Conservation laws vs Einsteinian space-time The way I understand conservation laws - which I am asking you to correct - is that if I observe any slice of the universe perpendicular to the time axis and count up all the mass/energy, momentum, charge, etc., I should obtain the same sum as I would had I observed any other slice of the universe perpendicular to the time axis.
Stop me right there if you have to, but here is where I start scratching my head.
The general theory of relativity informs me that I can't observe a slice of the universe perpendicular to the time axis.  The slice I observe is skewed based on my velocity.  Yet worse, the special theory of relativity informs me that I can't even observe a flat slice of the universe if I'm accelerating.  It's curved based on my acceleration and has all sorts of bumps and such around every massive object.  Again, please re-inform me if I'm mistaken.
So let's say I make my observation and sum up some conserved quantity over the entire universe.  The slice of space-time that I've integrated over is S1, and my total is Q1.  I change my direction of motion but not my speed such that the slice of the universe I observe S2 is an affine transformation of S1 that is not equal to S1.  I then integrate the same conserved quantity over S2 and call it Q2.
Does Q1 = Q2?  If it doesn't, then how can we ever verify that conservation laws describe our universe, and how did we come up with them in the first place?  

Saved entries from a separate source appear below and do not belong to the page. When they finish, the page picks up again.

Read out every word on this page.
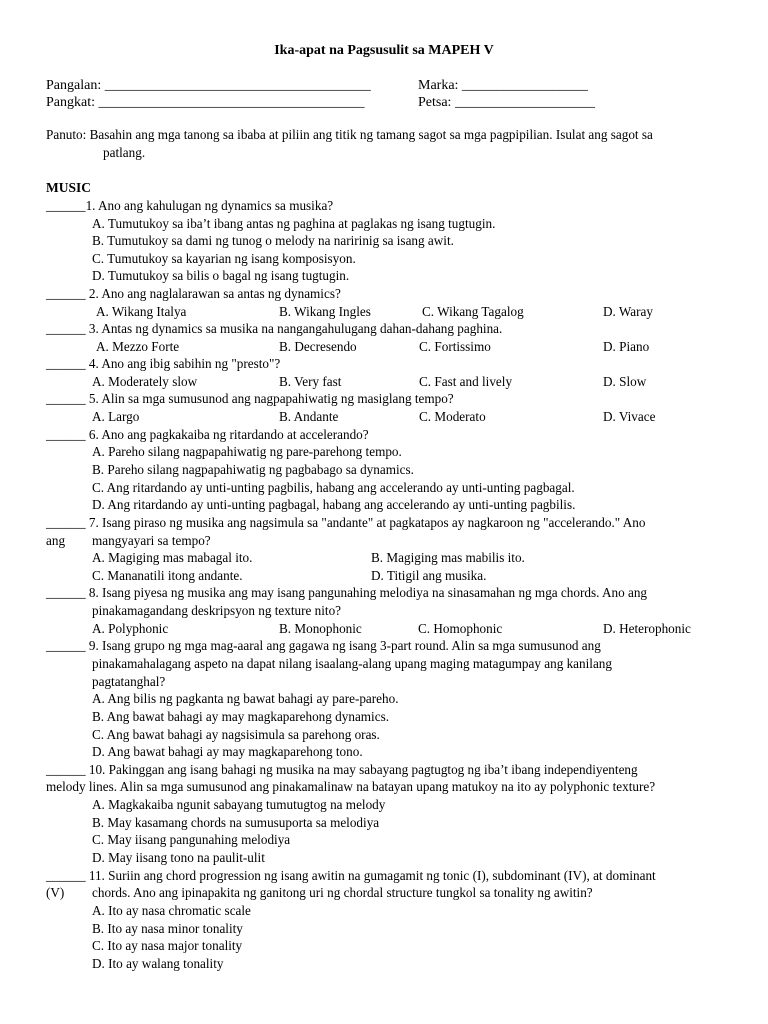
Ika-apat na Pagsusulit sa MAPEH V
Pangalan: ______________________________________	Marka: __________________
Pangkat: ______________________________________	Petsa: ____________________
Panuto: Basahin ang mga tanong sa ibaba at piliin ang titik ng tamang sagot sa mga pagpipilian. Isulat ang sagot sa
patlang.
MUSIC
______1. Ano ang kahulugan ng dynamics sa musika?
A. Tumutukoy sa iba’t ibang antas ng paghina at paglakas ng isang tugtugin.
B. Tumutukoy sa dami ng tunog o melody na naririnig sa isang awit.
C. Tumutukoy sa kayarian ng isang komposisyon.
D. Tumutukoy sa bilis o bagal ng isang tugtugin.
______ 2. Ano ang naglalarawan sa antas ng dynamics?
A. Wikang Italya	B. Wikang Ingles	C. Wikang Tagalog	D. Waray
______ 3. Antas ng dynamics sa musika na nangangahulugang dahan-dahang paghina.
A. Mezzo Forte	B. Decresendo	C. Fortissimo	D. Piano
______ 4. Ano ang ibig sabihin ng "presto"?
A. Moderately slow	B. Very fast	C. Fast and lively	D. Slow
______ 5. Alin sa mga sumusunod ang nagpapahiwatig ng masiglang tempo?
A. Largo	B. Andante	C. Moderato	D. Vivace
______ 6. Ano ang pagkakaiba ng ritardando at accelerando?
A. Pareho silang nagpapahiwatig ng pare-parehong tempo.
B. Pareho silang nagpapahiwatig ng pagbabago sa dynamics.
C. Ang ritardando ay unti-unting pagbilis, habang ang accelerando ay unti-unting pagbagal.
D. Ang ritardando ay unti-unting pagbagal, habang ang accelerando ay unti-unting pagbilis.
______ 7. Isang piraso ng musika ang nagsimula sa "andante" at pagkatapos ay nagkaroon ng "accelerando." Ano
ang mangyayari sa tempo?
A. Magiging mas mabagal ito.	B. Magiging mas mabilis ito.
C. Mananatili itong andante.	D. Titigil ang musika.
______ 8. Isang piyesa ng musika ang may isang pangunahing melodiya na sinasamahan ng mga chords. Ano ang
pinakamagandang deskripsyon ng texture nito?
A. Polyphonic	B. Monophonic	C. Homophonic	D. Heterophonic
______ 9. Isang grupo ng mga mag-aaral ang gagawa ng isang 3-part round. Alin sa mga sumusunod ang
pinakamahalagang aspeto na dapat nilang isaalang-alang upang maging matagumpay ang kanilang
pagtatanghal?
A. Ang bilis ng pagkanta ng bawat bahagi ay pare-pareho.
B. Ang bawat bahagi ay may magkaparehong dynamics.
C. Ang bawat bahagi ay nagsisimula sa parehong oras.
D. Ang bawat bahagi ay may magkaparehong tono.
______ 10. Pakinggan ang isang bahagi ng musika na may sabayang pagtugtog ng iba’t ibang independiyenteng
melody lines. Alin sa mga sumusunod ang pinakamalinaw na batayan upang matukoy na ito ay polyphonic texture?
A. Magkakaiba ngunit sabayang tumutugtog na melody
B. May kasamang chords na sumusuporta sa melodiya
C. May iisang pangunahing melodiya
D. May iisang tono na paulit-ulit
______ 11. Suriin ang chord progression ng isang awitin na gumagamit ng tonic (I), subdominant (IV), at dominant
(V) chords. Ano ang ipinapakita ng ganitong uri ng chordal structure tungkol sa tonality ng awitin?
A. Ito ay nasa chromatic scale
B. Ito ay nasa minor tonality
C. Ito ay nasa major tonality
D. Ito ay walang tonality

If Q1 does = Q2, would this not imply that all conserved quantities are distributed perfectly evenly, since I can tilt my observation to exclude any symmetry-ruining lump of conserved quantity from the total?  Since that doesn't appear to be the case, who is the stupid: Einstein, the guy that came up the conservation laws, or me?

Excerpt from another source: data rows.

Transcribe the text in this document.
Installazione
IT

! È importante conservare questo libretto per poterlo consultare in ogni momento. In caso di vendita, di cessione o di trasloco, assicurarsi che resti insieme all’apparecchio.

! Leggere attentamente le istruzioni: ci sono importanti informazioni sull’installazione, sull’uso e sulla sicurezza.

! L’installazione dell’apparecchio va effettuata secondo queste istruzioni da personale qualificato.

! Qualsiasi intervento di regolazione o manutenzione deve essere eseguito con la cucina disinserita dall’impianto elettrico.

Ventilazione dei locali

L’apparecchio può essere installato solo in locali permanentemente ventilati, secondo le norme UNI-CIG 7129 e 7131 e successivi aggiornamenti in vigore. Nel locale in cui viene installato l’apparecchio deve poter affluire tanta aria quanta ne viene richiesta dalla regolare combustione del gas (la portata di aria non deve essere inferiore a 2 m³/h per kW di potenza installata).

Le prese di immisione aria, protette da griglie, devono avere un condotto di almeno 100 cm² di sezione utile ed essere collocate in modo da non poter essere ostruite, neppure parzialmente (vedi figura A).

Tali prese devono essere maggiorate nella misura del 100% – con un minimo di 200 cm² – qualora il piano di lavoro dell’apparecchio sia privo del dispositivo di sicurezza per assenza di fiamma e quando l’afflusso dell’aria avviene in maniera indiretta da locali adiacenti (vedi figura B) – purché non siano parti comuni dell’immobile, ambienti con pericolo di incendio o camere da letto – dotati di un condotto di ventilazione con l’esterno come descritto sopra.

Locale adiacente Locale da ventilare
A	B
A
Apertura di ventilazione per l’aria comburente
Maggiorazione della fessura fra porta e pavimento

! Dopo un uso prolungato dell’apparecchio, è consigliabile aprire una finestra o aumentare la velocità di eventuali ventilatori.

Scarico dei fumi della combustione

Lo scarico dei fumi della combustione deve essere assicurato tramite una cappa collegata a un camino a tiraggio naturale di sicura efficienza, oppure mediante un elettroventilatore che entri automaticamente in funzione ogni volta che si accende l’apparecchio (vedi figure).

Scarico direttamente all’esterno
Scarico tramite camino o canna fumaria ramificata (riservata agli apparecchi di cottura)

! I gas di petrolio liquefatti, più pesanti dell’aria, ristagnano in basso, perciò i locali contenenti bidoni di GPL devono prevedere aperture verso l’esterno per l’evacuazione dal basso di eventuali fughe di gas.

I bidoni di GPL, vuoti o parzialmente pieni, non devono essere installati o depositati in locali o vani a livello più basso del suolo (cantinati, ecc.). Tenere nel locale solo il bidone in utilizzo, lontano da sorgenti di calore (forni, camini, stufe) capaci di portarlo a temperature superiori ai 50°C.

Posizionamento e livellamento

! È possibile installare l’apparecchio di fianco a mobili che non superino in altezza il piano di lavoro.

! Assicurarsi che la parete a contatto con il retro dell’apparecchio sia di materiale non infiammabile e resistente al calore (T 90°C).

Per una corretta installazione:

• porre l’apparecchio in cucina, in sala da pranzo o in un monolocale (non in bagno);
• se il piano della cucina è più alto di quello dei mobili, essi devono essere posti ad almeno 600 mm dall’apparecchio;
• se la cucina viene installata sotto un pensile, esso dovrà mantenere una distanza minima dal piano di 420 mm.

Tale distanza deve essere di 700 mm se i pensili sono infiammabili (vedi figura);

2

 A: You can simplify your Gedankenexperiment even further. In a stationary universe assume a mass which is so distant from an obsever, that light from that mass had not enough time to travel to the observer. It is outside of the observer's horizon. 

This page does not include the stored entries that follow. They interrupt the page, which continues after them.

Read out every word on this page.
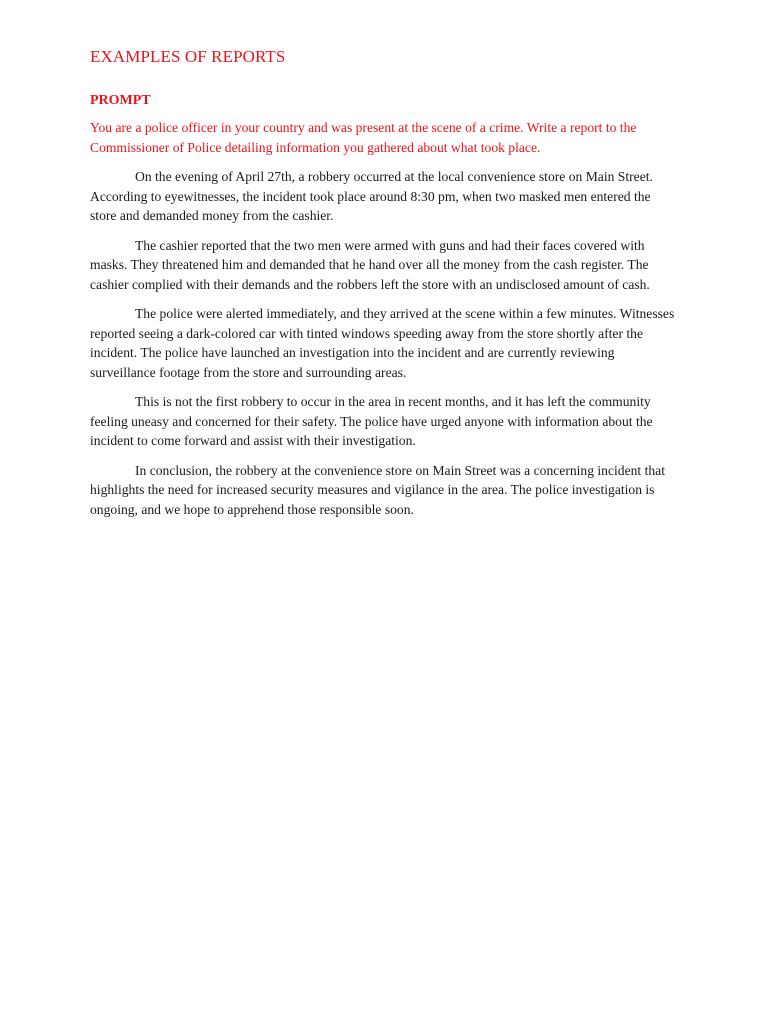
EXAMPLES OF REPORTS
PROMPT

You are a police officer in your country and was present at the scene of a crime. Write a report to the Commissioner of Police detailing information you gathered about what took place.

On the evening of April 27th, a robbery occurred at the local convenience store on Main Street. According to eyewitnesses, the incident took place around 8:30 pm, when two masked men entered the store and demanded money from the cashier.

The cashier reported that the two men were armed with guns and had their faces covered with masks. They threatened him and demanded that he hand over all the money from the cash register. The cashier complied with their demands and the robbers left the store with an undisclosed amount of cash.

The police were alerted immediately, and they arrived at the scene within a few minutes. Witnesses reported seeing a dark-colored car with tinted windows speeding away from the store shortly after the incident. The police have launched an investigation into the incident and are currently reviewing surveillance footage from the store and surrounding areas.

This is not the first robbery to occur in the area in recent months, and it has left the community feeling uneasy and concerned for their safety. The police have urged anyone with information about the incident to come forward and assist with their investigation.

In conclusion, the robbery at the convenience store on Main Street was a concerning incident that highlights the need for increased security measures and vigilance in the area. The police investigation is ongoing, and we hope to apprehend those responsible soon.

Now let time pass, and eventually that mass will be within the observer's horizon. You may interpret this as the sudden appearence of mass, apparently violating the conservation of mass/energy. (In reality the universe is expanding and the effect would be just the opposite - you see mass disappearing) 
It appears you misconcieved the word observable. Not being observable is not the same as being non-existent. "Observable" is all about events and not about things. If an event is not observable, this means you cannot receive signals from this event, not that the thing experiencing the event simply isn't there.
Take for example a black hole, where the "inside" is beyond the horizon of any outside observer. This does not mean, that the mass of a black hole is undetectable from an outside observer. 
I think you asked an interesting question, because conservation laws are hardly ever discussed in the presence of a horizon.